Antonia Igorevna et Nikita étaient déjà sur le quai depuis 15 minutes. La femme composait sans cesse un numéro sur son téléphone, mais en vain.
— Quelle saloperie, elle ne répond pas, — grognait Antonia Igorevna, écoutant une nouvelle fois les longues tonalités. — Elle me rend folle exprès. Elle pense qu’elle va s’en sortir aussi facilement.
— Écoute, maman, on y va nous-mêmes, — proposa Nikita. — J’en ai assez de rester là. Tu connais l’adresse.
— Je sais, — répondit irritée la femme. — Maintenant, je vais lui montrer !
Mère et fils prirent leurs affaires et s’apprêtaient à se diriger vers le parking des taxis quand ils remarquèrent qu’un jeune homme marchait rapidement vers eux sur le quai. Antonia Igorevna s’arrêta.
Elle ne se trompait pas. Timur s’approcha d’eux et les salua poliment.
— Vous devez être Antonia Igorevna ? — demanda-t-il.
— Oui, — répondit la femme, toujours bougonne après l’attente prolongée.
— Je m’appelle Timur, et je suis le mari d’Alevtina.
— On avait compris ça, — intervint Nikita.
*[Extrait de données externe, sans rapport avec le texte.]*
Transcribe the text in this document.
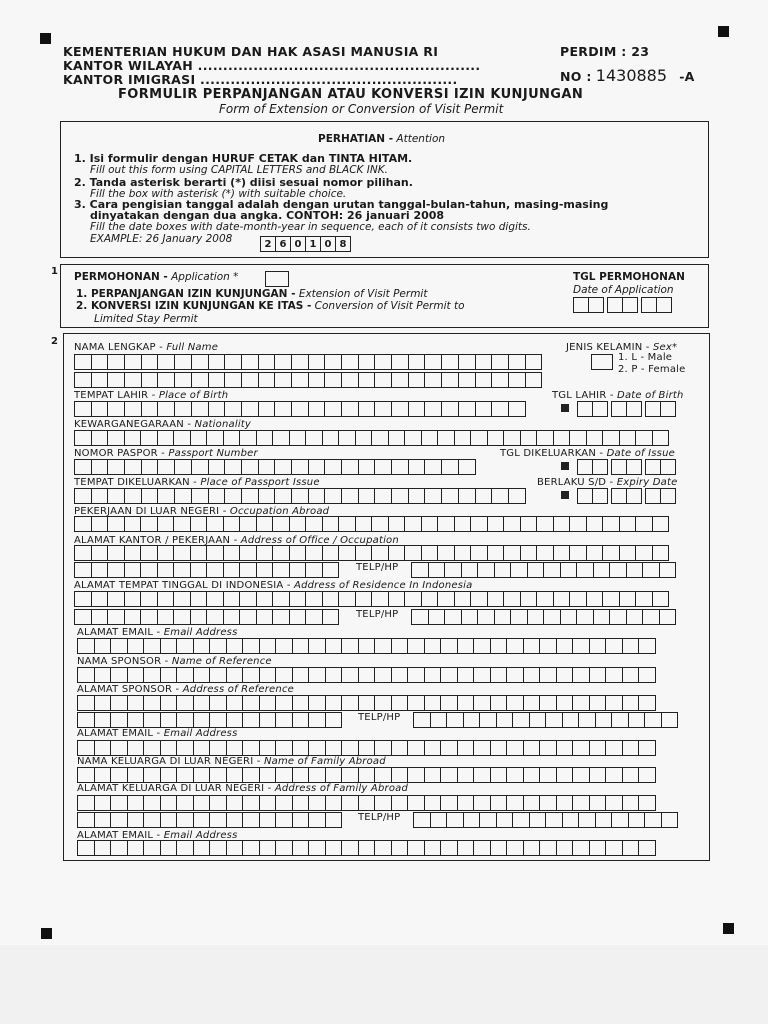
KEMENTERIAN HUKUM DAN HAK ASASI MANUSIA RI
KANTOR WILAYAH ........................................................
KANTOR IMIGRASI ...................................................
PERDIM : 23
NO : 1430885 -A
FORMULIR PERPANJANGAN ATAU KONVERSI IZIN KUNJUNGAN
Form of Extension or Conversion of Visit Permit
PERHATIAN - Attention
1. Isi formulir dengan HURUF CETAK dan TINTA HITAM.
Fill out this form using CAPITAL LETTERS and BLACK INK.
2. Tanda asterisk berarti (*) diisi sesuai nomor pilihan.
Fill the box with asterisk (*) with suitable choice.
3. Cara pengisian tanggal adalah dengan urutan tanggal-bulan-tahun, masing-masing
dinyatakan dengan dua angka. CONTOH: 26 januari 2008
Fill the date boxes with date-month-year in sequence, each of it consists two digits.
EXAMPLE: 26 January 2008	2 6 0 1 0 8
1 PERMOHONAN - Application *
1. PERPANJANGAN IZIN KUNJUNGAN - Extension of Visit Permit
2. KONVERSI IZIN KUNJUNGAN KE ITAS - Conversion of Visit Permit to
Limited Stay Permit
TGL PERMOHONAN
Date of Application
2
NAMA LENGKAP - Full Name	JENIS KELAMIN - Sex*
1. L - Male
2. P - Female
TEMPAT LAHIR - Place of Birth	TGL LAHIR - Date of Birth
KEWARGANEGARAAN - Nationality
NOMOR PASPOR - Passport Number	TGL DIKELUARKAN - Date of Issue
TEMPAT DIKELUARKAN - Place of Passport Issue	BERLAKU S/D - Expiry Date
PEKERJAAN DI LUAR NEGERI - Occupation Abroad
ALAMAT KANTOR / PEKERJAAN - Address of Office / Occupation
TELP/HP
ALAMAT TEMPAT TINGGAL DI INDONESIA - Address of Residence In Indonesia
TELP/HP
ALAMAT EMAIL - Email Address
NAMA SPONSOR - Name of Reference
ALAMAT SPONSOR - Address of Reference
TELP/HP
ALAMAT EMAIL - Email Address
NAMA KELUARGA DI LUAR NEGERI - Name of Family Abroad
ALAMAT KELUARGA DI LUAR NEGERI - Address of Family Abroad
TELP/HP
ALAMAT EMAIL - Email Address
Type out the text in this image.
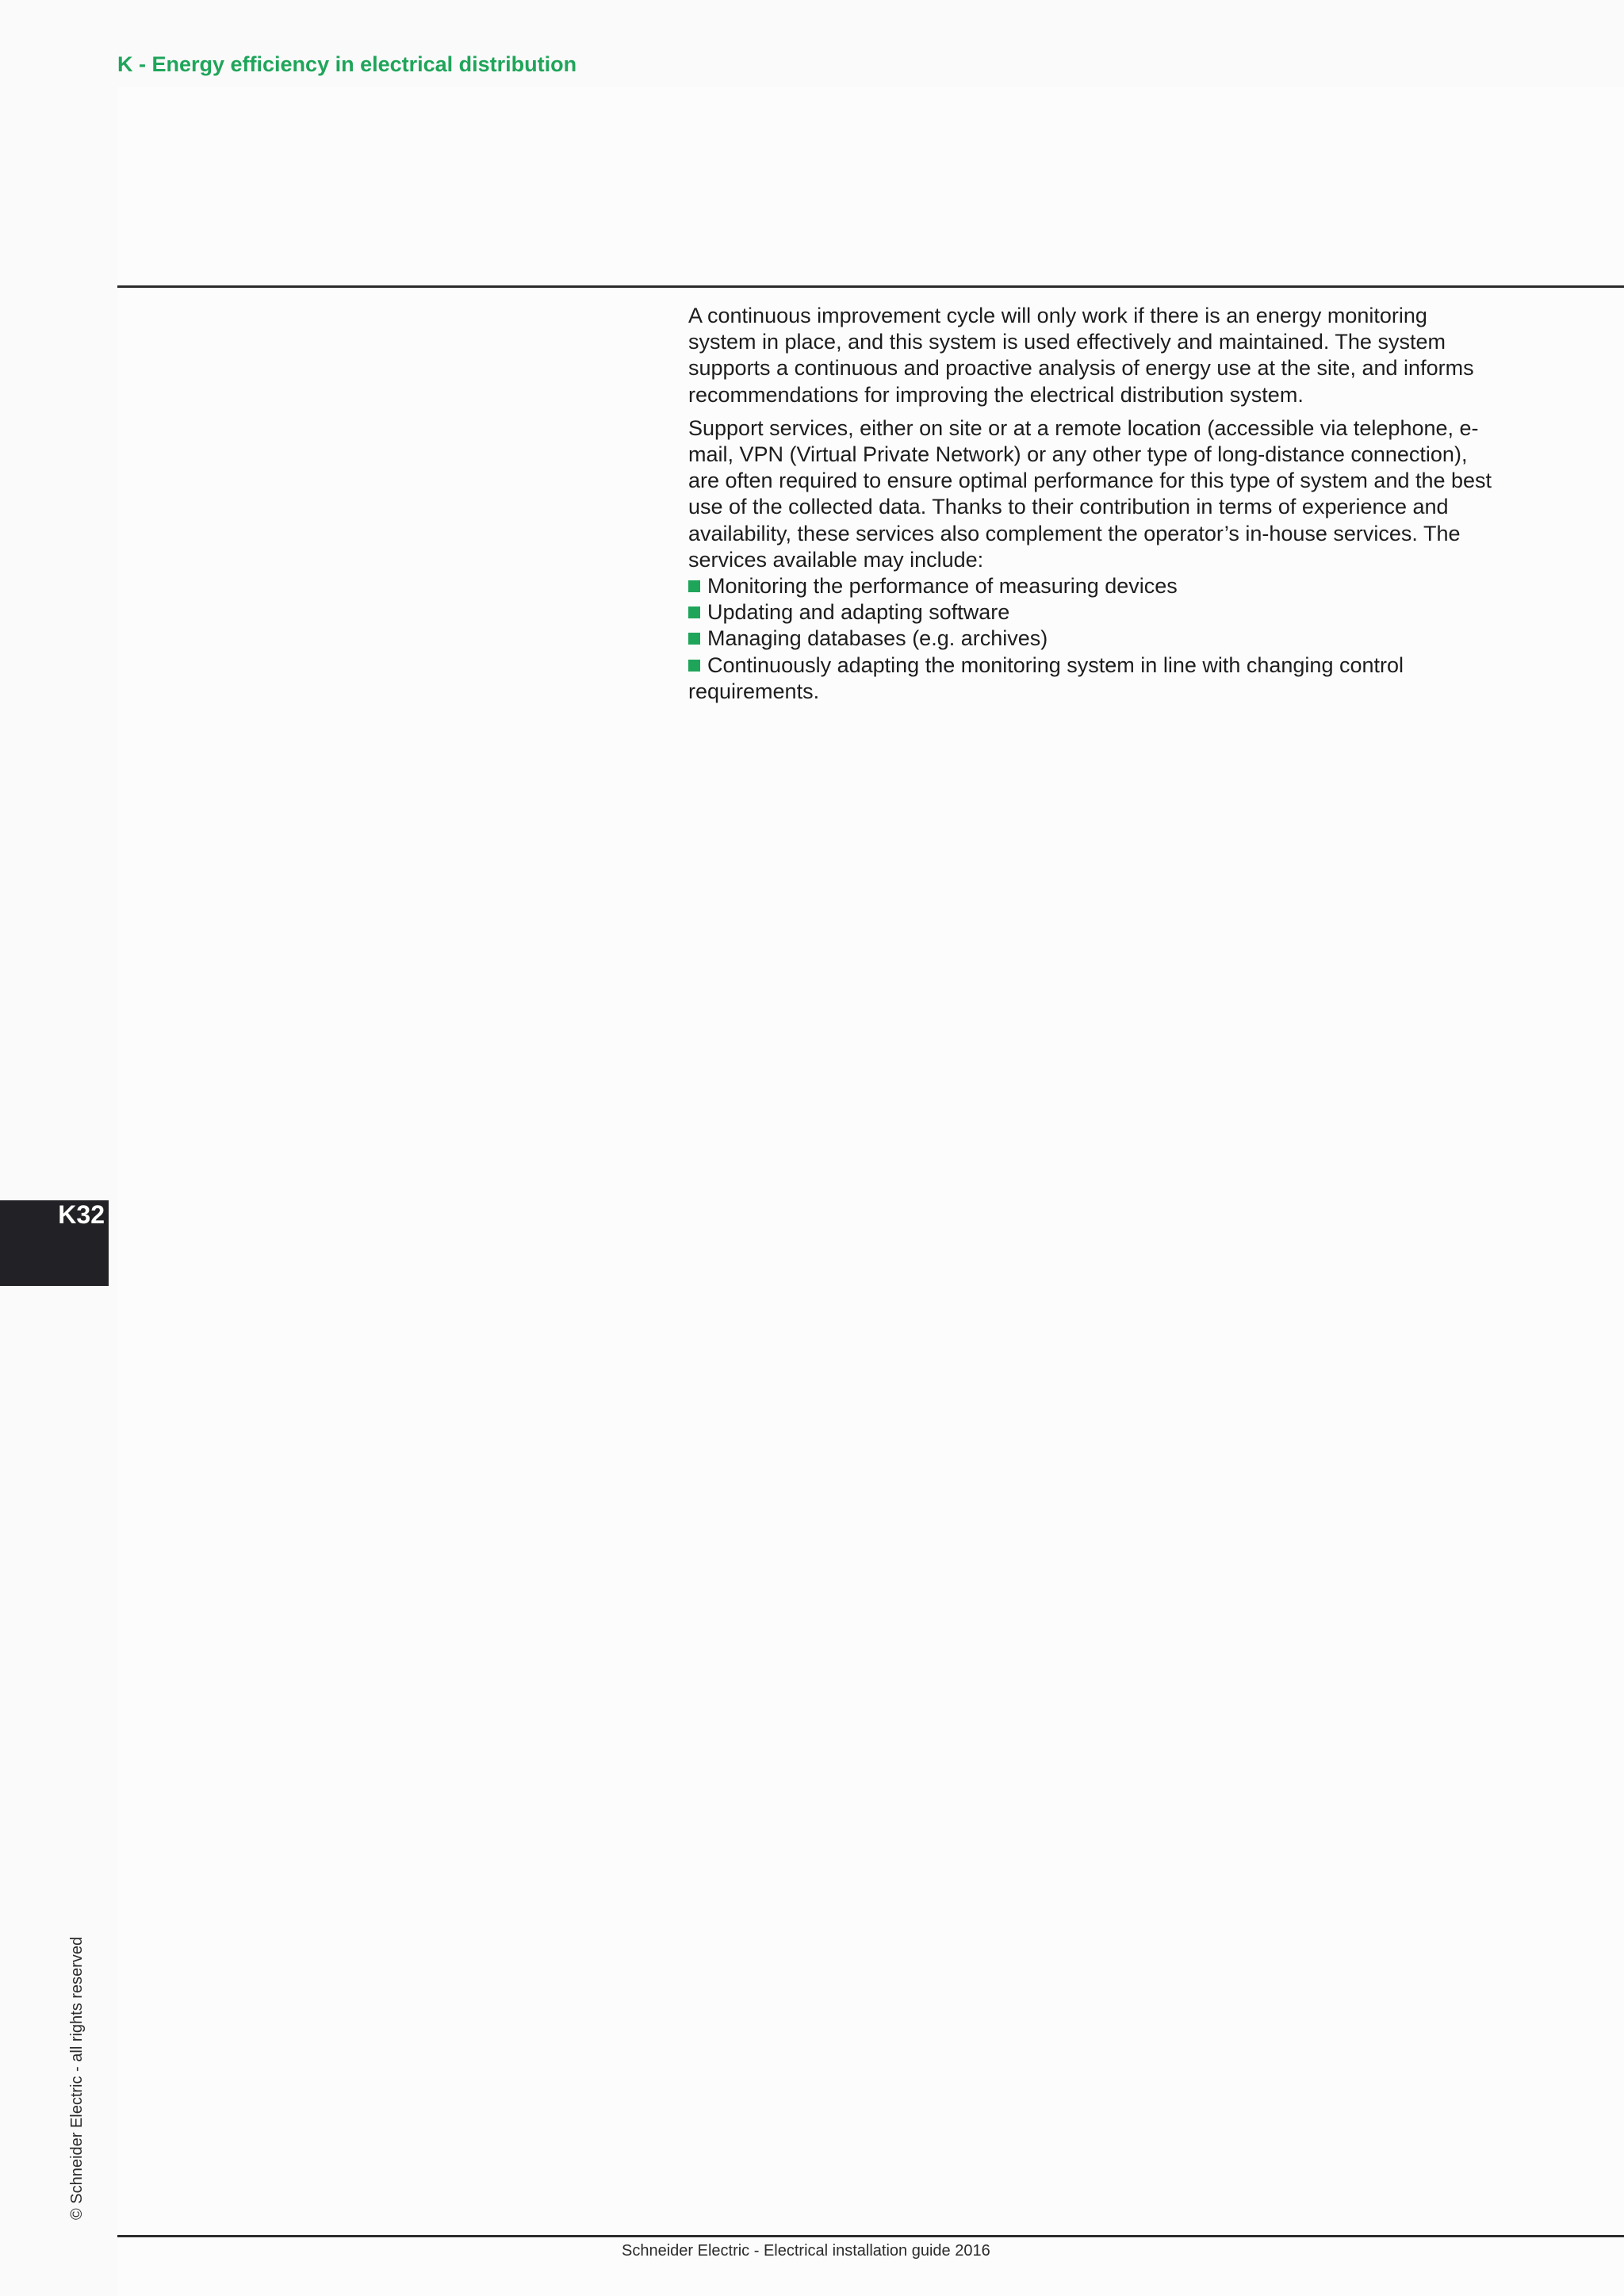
K - Energy efficiency in electrical distribution

A continuous improvement cycle will only work if there is an energy monitoring system in place, and this system is used effectively and maintained. The system supports a continuous and proactive analysis of energy use at the site, and informs recommendations for improving the electrical distribution system.

Support services, either on site or at a remote location (accessible via telephone, e-mail, VPN (Virtual Private Network) or any other type of long-distance connection), are often required to ensure optimal performance for this type of system and the best use of the collected data. Thanks to their contribution in terms of experience and availability, these services also complement the operator’s in-house services. The services available may include:

Monitoring the performance of measuring devices
Updating and adapting software
Managing databases (e.g. archives)
Continuously adapting the monitoring system in line with changing control requirements.
K32
© Schneider Electric - all rights reserved
Schneider Electric - Electrical installation guide 2016
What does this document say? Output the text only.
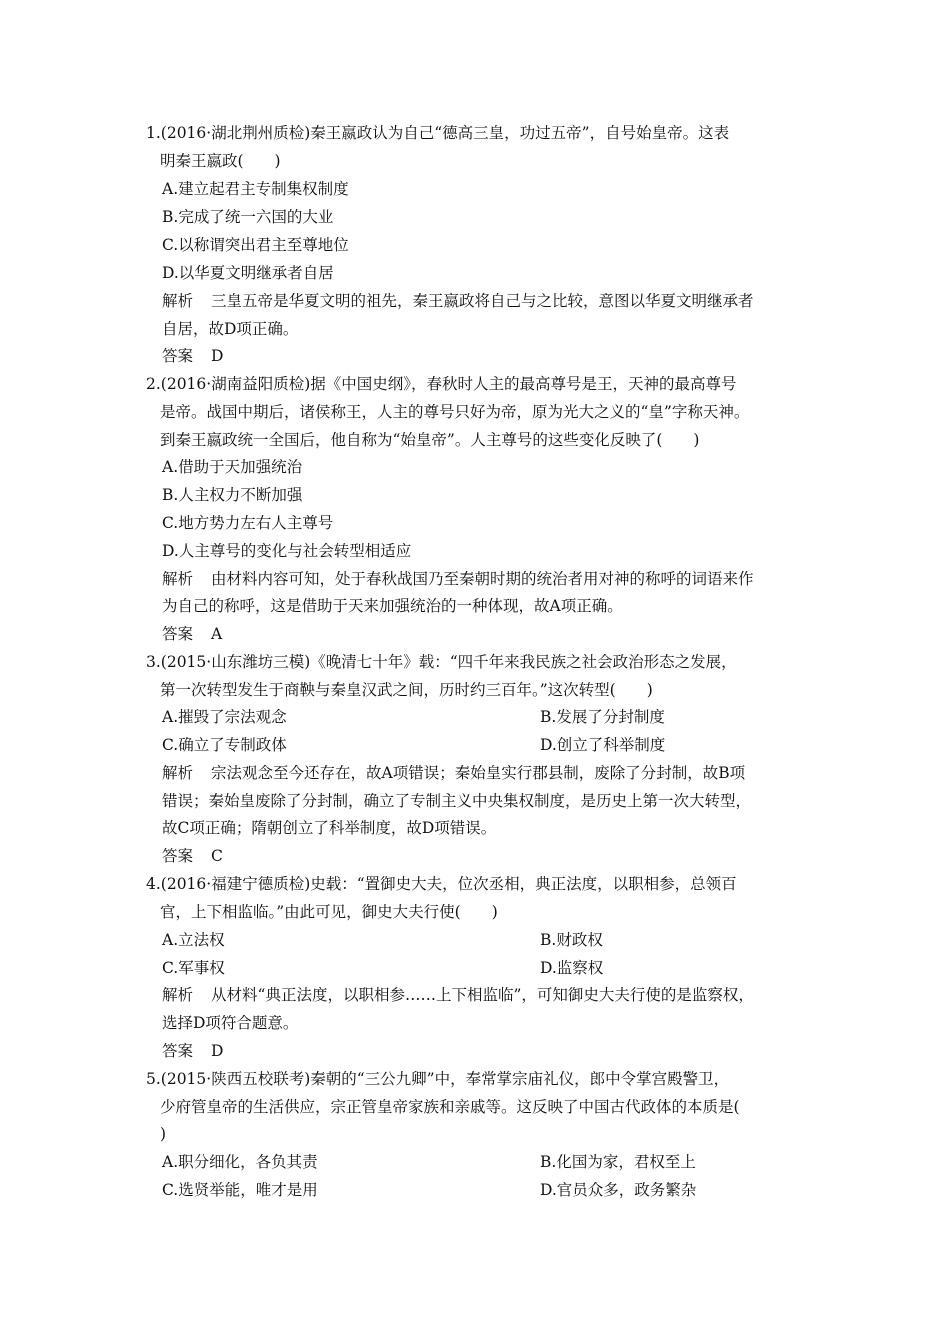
1.(2016·湖北荆州质检)秦王嬴政认为自己“德高三皇，功过五帝”，自号始皇帝。这表
明秦王嬴政(　　)
A.建立起君主专制集权制度
B.完成了统一六国的大业
C.以称谓突出君主至尊地位
D.以华夏文明继承者自居
解析 三皇五帝是华夏文明的祖先，秦王嬴政将自己与之比较，意图以华夏文明继承者
自居，故D项正确。
答案 D
2.(2016·湖南益阳质检)据《中国史纲》，春秋时人主的最高尊号是王，天神的最高尊号
是帝。战国中期后，诸侯称王，人主的尊号只好为帝，原为光大之义的“皇”字称天神。
到秦王嬴政统一全国后，他自称为“始皇帝”。人主尊号的这些变化反映了(　　)
A.借助于天加强统治
B.人主权力不断加强
C.地方势力左右人主尊号
D.人主尊号的变化与社会转型相适应
解析 由材料内容可知，处于春秋战国乃至秦朝时期的统治者用对神的称呼的词语来作
为自己的称呼，这是借助于天来加强统治的一种体现，故A项正确。
答案 A
3.(2015·山东潍坊三模)《晚清七十年》载：“四千年来我民族之社会政治形态之发展，
第一次转型发生于商鞅与秦皇汉武之间，历时约三百年。”这次转型(　　)
A.摧毁了宗法观念	B.发展了分封制度
C.确立了专制政体	D.创立了科举制度
解析 宗法观念至今还存在，故A项错误；秦始皇实行郡县制，废除了分封制，故B项
错误；秦始皇废除了分封制，确立了专制主义中央集权制度，是历史上第一次大转型，
故C项正确；隋朝创立了科举制度，故D项错误。
答案 C
4.(2016·福建宁德质检)史载：“置御史大夫，位次丞相，典正法度，以职相参，总领百
官，上下相监临。”由此可见，御史大夫行使(　　)
A.立法权	B.财政权
C.军事权	D.监察权
解析 从材料“典正法度，以职相参……上下相监临”，可知御史大夫行使的是监察权，
选择D项符合题意。
答案 D
5.(2015·陕西五校联考)秦朝的“三公九卿”中，奉常掌宗庙礼仪，郎中令掌宫殿警卫，
少府管皇帝的生活供应，宗正管皇帝家族和亲戚等。这反映了中国古代政体的本质是(
)
A.职分细化，各负其责	B.化国为家，君权至上
C.选贤举能，唯才是用	D.官员众多，政务繁杂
— Excusez-moi pour le retard, — sourit Timur. — Il y avait des embouteillages terribles en ville. Suivez-moi.
Timur prit les affaires d’Antonia Igorevna, laissant à Nikita le soin de porter le sac de sport.
— Je commençais à penser que vous nous aviez oubliés, — dit la belle-mère.
Timur ne répondit rien. Ils sortirent du bâtiment de la gare et se rendirent au parking. Timur mit les affaires d’Antonia Igorevna et de Nikita dans le coffre et leur suggéra de monter dans la voiture.
— J’espère qu’Alka a tout préparé pour notre arrivée ? — demanda la belle-mère.
— Bien sûr, tout est prêt, — assura Timur en s’installant au volant. — On vous attendait avec impatience.
La voiture démarra.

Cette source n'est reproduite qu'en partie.